Et l'image tenait en respect, de son mieux, les tempêtes qui assaillaient la Pointe de Penmarc'h. Elle était le dernier recours des pèlerins de Languidou.
Or, je n'ai jamais pu savoir ce que c'était. A travers le Pays Bigouden, on m'a parlé peut-être sept fois de cette "image", on n'a pas su me dire si elle était homme ou femme. Mais un beau jour, elle avait disparu. Elle était partie pour des raisons qui étaient les siennes ou celles du Seigneur Tout-Puissant.
Alors, la désolation tomba sur Languidou. On prit peur devant cet abandon, la plus grave catastrophe depuis les convulsions de la mer. Certains chargèrent leurs biens sur une charrette et vidèrent le pays. Des gens de peu de foi.
C'était trop tôt. Quelques temps après, l'image se retrouva, installée comme chez elle, dans une des chapelles d'alentour. Mais on ne sait laquelle.

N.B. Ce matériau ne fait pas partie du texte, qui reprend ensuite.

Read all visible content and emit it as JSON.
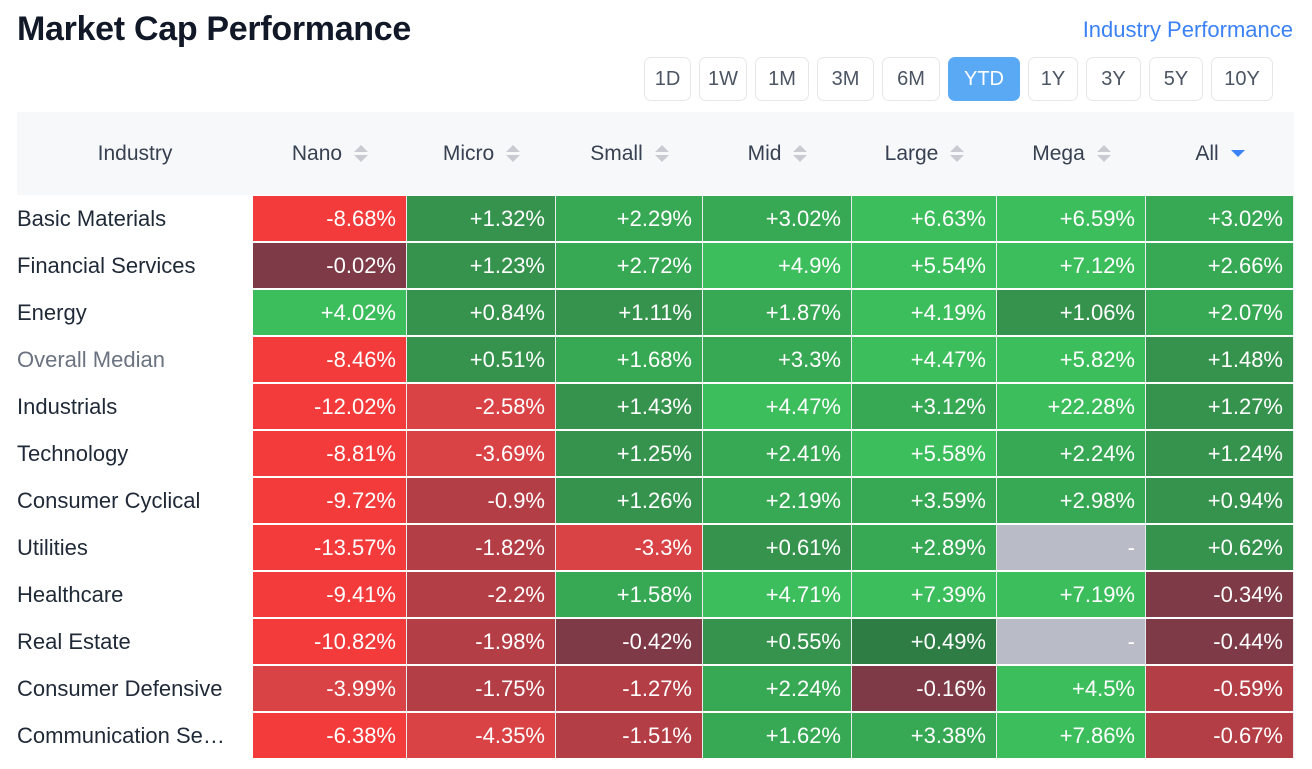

Et Languidou, tombée en décadence, entra définitivement dans l'histoire, ayant gardé ses os mais perdu sa chair. Pour les gens de Plovan, elle n'est plus que le vieux cimetière.
Pierre Jakez Hélias
Pierre Jakez Hélias, (17 février 1914 - 13 août 1995)
Il est né et a vécu son enfance à Pouldreuzic en Pays Bigouden, dans une famille d'ouvriers agricoles exclusivement bretonnants. Il apprend le français à l'école et se prend d'affection pour cette langue, sans renier sa langue maternelle. De 1946 jusqu'à sa retraite en 1975, il est professeur agrégé de lettres classiques à l'École Normale de Quimper.
Deux ans après la Libération, le 21 décembre 1946, Pierre Trépos et Pierre-Jakez Hélias relancent les émissions de radio en langue bretonne. Co-fondateur du festival de Cornouaille en 1948, il en est longtemps le conseiller et l'animateur au micro.
Éloigné des tendances nationalistes bretonnes, il vit avec pragmatisme sa double appartenance culturelle, enseignant le français et écrivant dans les deux langues.
Le Cheval d'orgueil, écrit en 1975, le récit de son enfance, lui vaut la célébrité. Il publie en 1977 Les Autres et les miens, recueil de contes, puis des romans en français. Sa poésie en breton, dont il effectuait presque toujours une traduction française est d'une grande qualité (Maner kuz/Manoir secret et La Pierre du Oui/Men ar Ya).